Turkey Coup: Authorities investigate those claiming attempted takeover was a hoax

‘Most of them are losers,' says Turkey's Justice Minister

Civilians climb onto tanks after taking over military rebels' position on the Bosphorus bridge in Istanbul
Civilians climb onto tanks after taking over military rebels' position on the Bosphorus bridge in Istanbul

Turkish authorities are investigating people who have claimed the failed coup to oust President Recep Tayyip Erdogan was a hoax.

Since the failed coup, many people have alleged on social media that the armed uprising in which more than 250 people were killed was orchestrated by the government.

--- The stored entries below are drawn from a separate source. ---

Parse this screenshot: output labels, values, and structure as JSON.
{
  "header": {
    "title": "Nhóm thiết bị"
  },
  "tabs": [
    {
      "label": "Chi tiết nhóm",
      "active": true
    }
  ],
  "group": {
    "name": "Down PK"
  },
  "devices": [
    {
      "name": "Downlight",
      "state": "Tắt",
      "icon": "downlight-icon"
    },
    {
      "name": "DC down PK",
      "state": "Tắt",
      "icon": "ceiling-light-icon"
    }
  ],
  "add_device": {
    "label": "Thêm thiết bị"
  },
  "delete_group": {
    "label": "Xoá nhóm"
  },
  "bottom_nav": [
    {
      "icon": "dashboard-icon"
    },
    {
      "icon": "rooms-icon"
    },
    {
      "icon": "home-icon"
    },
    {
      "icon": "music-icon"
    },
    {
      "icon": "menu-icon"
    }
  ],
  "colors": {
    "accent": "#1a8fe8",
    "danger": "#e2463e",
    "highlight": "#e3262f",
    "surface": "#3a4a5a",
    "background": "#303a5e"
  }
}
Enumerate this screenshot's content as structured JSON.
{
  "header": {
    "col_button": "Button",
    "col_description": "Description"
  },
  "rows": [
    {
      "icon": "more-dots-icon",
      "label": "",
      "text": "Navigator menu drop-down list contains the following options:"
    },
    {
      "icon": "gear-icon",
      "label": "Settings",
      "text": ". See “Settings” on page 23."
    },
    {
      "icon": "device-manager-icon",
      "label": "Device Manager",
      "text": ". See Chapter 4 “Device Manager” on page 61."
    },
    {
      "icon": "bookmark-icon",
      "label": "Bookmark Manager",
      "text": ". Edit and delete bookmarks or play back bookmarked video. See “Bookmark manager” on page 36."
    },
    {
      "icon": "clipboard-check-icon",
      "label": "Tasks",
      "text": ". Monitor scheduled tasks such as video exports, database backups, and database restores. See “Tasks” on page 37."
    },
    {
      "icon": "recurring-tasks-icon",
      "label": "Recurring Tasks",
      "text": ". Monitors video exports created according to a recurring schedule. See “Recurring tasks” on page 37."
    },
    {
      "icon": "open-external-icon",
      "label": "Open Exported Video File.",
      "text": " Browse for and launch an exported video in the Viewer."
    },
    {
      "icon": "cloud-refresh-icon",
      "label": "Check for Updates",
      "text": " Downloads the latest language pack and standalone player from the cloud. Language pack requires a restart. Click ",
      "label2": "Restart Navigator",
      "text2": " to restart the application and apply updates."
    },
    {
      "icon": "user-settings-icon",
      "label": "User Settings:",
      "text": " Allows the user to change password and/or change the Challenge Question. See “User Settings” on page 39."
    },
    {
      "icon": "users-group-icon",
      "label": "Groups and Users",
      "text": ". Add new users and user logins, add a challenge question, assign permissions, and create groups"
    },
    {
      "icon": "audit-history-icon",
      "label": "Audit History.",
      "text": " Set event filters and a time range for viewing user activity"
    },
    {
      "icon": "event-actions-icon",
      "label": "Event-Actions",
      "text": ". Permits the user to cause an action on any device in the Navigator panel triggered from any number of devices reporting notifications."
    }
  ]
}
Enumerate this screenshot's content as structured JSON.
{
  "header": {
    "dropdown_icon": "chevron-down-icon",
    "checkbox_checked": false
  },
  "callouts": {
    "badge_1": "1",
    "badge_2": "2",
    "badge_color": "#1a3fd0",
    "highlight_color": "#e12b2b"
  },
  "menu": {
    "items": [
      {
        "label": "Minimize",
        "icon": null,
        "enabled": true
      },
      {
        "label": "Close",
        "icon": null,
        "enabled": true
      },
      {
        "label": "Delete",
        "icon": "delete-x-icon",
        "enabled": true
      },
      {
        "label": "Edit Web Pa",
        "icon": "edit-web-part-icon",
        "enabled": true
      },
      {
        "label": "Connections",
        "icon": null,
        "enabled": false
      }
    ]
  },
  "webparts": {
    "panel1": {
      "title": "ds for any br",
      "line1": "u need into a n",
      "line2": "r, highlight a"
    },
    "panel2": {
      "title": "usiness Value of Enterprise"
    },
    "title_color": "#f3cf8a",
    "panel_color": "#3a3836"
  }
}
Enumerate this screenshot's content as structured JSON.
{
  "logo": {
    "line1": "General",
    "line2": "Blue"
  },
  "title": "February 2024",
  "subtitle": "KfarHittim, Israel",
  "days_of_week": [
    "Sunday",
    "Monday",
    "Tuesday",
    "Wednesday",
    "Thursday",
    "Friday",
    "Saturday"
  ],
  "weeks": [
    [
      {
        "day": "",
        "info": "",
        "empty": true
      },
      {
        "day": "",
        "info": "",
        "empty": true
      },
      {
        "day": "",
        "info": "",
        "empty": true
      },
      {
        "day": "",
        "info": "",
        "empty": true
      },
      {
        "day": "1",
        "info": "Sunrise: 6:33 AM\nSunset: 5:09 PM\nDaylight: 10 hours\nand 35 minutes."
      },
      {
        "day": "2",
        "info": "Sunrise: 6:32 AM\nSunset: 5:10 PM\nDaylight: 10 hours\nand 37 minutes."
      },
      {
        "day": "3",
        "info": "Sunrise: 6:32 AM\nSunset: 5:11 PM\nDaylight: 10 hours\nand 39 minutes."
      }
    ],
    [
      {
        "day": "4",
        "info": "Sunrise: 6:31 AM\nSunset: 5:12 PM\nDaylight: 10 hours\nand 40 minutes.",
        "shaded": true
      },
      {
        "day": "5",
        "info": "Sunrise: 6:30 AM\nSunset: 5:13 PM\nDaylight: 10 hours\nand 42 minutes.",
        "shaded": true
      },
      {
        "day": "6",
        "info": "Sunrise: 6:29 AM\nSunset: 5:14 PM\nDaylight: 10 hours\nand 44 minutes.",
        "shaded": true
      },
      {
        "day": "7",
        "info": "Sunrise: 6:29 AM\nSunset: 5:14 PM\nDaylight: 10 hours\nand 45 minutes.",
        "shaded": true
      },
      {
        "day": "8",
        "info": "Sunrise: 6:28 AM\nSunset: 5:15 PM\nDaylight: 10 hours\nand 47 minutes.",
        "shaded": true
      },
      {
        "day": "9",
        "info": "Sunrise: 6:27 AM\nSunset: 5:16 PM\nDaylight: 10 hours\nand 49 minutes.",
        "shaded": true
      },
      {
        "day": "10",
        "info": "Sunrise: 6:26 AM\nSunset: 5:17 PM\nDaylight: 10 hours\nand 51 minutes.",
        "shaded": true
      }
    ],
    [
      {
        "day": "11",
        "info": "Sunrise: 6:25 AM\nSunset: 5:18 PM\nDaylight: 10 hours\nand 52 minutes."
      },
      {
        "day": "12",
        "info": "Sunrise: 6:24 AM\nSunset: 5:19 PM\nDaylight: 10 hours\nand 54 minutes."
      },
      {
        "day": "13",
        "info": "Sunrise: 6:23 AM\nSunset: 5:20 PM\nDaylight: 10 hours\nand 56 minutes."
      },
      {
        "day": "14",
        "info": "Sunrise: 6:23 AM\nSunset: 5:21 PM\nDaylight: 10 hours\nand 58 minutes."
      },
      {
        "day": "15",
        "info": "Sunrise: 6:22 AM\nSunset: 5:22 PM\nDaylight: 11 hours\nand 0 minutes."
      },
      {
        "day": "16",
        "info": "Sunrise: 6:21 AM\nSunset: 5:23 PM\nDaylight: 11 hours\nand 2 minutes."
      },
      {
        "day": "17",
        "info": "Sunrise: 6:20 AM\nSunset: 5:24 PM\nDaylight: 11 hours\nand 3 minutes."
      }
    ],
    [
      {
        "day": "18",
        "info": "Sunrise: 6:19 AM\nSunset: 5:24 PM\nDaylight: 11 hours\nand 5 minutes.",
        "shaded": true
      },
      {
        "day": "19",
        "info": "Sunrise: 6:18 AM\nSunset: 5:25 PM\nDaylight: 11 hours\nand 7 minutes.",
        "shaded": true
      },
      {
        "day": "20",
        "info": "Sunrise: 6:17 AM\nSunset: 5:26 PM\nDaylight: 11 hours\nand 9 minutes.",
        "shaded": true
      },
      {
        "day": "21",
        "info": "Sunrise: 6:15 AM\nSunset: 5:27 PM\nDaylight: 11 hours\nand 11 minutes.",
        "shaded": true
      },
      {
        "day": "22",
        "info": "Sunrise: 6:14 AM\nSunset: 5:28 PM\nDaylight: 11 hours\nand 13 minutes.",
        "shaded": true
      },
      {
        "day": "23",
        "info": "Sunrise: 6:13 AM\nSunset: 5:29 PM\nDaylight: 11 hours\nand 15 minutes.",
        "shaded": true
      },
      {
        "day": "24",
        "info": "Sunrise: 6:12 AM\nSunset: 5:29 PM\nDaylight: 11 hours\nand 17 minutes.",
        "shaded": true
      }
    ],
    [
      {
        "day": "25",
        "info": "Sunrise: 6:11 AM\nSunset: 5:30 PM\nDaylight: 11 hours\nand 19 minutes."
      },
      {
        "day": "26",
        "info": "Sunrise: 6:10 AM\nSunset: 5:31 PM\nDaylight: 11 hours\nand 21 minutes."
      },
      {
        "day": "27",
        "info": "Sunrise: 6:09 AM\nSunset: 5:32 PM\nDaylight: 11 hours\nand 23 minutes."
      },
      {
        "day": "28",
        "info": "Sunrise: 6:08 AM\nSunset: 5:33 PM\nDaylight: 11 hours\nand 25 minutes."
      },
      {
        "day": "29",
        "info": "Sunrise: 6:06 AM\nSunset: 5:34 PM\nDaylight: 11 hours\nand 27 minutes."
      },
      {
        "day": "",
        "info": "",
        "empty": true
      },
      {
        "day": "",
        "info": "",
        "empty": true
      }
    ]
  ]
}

Turkish Justice Minister Bekir Bozdag said anyone who suggests the attempted coup was staged was probably involved in it themselves and would face investigation.

The threat came amid a wave of detentions, firings and suspensions of public sector workers.

Speaking to Turkey's Kanal 7 TV station, Mr Bozdag said: “Just look at the people who are saying on social media that this was theatre. Public prosecutors are already investigating them. Most of them are losers who think it is an honour to die for Fethullah Gülen’s command.”

President Erdogan has said the aim of the crackdown is to “cleanse all state institutions” of those suspected of involvement with the coup or with what he calls “the parallel state” – a reference to the movement founded by Mr Erdogan’s former ally and current nemesis Fethullah Gülen.

The Turkish government blames the coup on the Gülen movement which it says has infiltrated Turkey’s military and civilian infrastructure.

Mr Gülen and his supporters have denied involvement in the coup.

Almost 60,000 soldiers, police, judges, teachers and government workers have been detained, suspended or placed under investigation since the recent failed military coup.

The country has declared a three-month state of emergency which it says is to restore security following the insurrection.

This will grant Mr Erdogan the power to impose decrees without parliamentary approval.

The latest series of measures will give further fuel to critics who have warned the country is sliding towards an increasingly autocratic style of government.